Rapp isn’t so sure narrative voices are what she calls “auditory” voices, proposing they might instead be “more abstract, transcending modality”.

“Theories of language generally assume – based on various types of evidence – that we have representations of words and syntactic structure that are neither spoken nor written but ‘abstract’, which can be given written or spoken form,” she says. “This means that a writer could compose largely at the level of abstraction, and that the reader can experience text at this abstract, formless level as well, with the forms in the background.”

Rapp is unwilling to speculate whether her research might suggest that writers who read their work aloud are trying to produce a text that promotes coherence between systems in the brain designed for understanding speech and those for processing writing.

“All we know is that it is not necessary to use the spoken form to mediate between meaning and the written word,” she explains. “One can go directly from meaning to the written word and vice versa – for both the reader and the writer.” The spoken clearly can mediate between the two, she continues, but “we just don’t know when it does so, if one can foster or promote one mode or the other and so on.”

According to Davis, writers reading their own work back to themselves is a “complicated and varied phenomenon”.

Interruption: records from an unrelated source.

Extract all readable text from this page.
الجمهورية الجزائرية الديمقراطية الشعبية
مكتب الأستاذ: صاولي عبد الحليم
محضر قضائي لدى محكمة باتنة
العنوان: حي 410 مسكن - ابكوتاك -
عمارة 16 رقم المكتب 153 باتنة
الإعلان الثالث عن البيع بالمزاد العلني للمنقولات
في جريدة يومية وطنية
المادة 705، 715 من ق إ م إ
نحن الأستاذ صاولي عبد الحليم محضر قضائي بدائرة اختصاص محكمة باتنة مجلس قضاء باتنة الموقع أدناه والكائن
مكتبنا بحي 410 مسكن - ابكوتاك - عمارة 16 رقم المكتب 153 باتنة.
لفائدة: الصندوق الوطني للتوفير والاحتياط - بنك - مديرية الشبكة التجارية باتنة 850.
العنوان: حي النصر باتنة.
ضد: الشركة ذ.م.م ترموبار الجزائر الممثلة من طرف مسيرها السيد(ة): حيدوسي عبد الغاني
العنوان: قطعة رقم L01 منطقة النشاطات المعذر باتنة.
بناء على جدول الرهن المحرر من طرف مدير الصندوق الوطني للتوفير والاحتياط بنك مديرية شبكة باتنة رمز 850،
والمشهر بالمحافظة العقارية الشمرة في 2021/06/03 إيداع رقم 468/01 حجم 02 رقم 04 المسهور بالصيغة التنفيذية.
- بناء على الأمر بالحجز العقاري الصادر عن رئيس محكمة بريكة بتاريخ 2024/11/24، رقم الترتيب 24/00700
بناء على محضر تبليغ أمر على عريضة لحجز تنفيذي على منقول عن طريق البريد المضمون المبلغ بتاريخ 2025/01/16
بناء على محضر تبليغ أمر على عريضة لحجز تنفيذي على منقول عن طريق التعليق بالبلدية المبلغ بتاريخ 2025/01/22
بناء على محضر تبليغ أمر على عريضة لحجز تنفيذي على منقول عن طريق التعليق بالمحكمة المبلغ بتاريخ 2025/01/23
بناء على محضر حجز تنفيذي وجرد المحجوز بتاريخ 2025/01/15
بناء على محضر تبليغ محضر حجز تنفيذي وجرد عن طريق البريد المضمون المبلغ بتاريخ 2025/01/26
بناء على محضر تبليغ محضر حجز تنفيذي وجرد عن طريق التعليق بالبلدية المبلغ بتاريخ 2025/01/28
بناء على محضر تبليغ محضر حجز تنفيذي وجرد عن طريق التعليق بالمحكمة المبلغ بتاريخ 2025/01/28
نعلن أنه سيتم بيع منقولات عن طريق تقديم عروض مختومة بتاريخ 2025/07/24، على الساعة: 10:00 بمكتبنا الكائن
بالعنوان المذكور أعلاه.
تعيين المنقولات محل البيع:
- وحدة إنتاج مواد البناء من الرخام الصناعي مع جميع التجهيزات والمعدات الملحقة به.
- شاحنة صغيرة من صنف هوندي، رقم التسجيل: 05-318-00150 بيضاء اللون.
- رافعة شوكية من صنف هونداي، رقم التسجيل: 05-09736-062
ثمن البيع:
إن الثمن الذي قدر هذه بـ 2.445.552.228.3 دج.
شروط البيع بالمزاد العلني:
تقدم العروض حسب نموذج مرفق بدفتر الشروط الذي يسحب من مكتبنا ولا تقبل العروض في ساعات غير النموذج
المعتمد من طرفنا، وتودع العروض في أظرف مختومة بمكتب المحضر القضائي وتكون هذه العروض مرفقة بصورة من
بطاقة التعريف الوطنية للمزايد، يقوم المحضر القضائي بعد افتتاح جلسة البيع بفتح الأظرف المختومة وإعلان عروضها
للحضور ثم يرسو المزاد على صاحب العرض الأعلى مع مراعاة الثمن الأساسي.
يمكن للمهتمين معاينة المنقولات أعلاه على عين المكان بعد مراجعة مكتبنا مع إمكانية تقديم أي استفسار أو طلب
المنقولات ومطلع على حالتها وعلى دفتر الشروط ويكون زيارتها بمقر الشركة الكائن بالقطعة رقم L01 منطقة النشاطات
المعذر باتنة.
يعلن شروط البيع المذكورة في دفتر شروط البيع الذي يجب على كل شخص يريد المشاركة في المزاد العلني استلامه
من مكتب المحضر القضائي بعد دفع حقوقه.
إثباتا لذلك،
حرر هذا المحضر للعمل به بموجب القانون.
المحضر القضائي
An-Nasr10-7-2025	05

“It is not necessarily at the end of a session,” he says, “or out loud – some reading back happens near automatically in the almost immediate revision of a sentence, for example.” Authors may not even need to read anything aloud in order to truly hear it, he continues. “There are no tests that a writer can provide that allow him or her now to be the reader rather than the writer, as if the two were mechanically interchangeable or wholly different.”

Many novels use a narrative voice that shares something of the vibrancy of spoken language, and yet they still, defiantly, written. The isle of fiction may be full of noises, but these voices must, by their very nature, function on the page.

It is perhaps this iron law which means that the novelist AS Byatt never reads her work aloud while she is writing, insisting instead that there are “clearly distinct forms of written and spoken language”.

“My hands hurt a lot now and everyone tells me I can dictate to the computer – but the rhythms would be wrong,” she says. Byatt has never “completely mastered the rhythms of computer writing”, preferring to write fiction by hand. “I need written rhythms which I feel in my fingers and eyes.”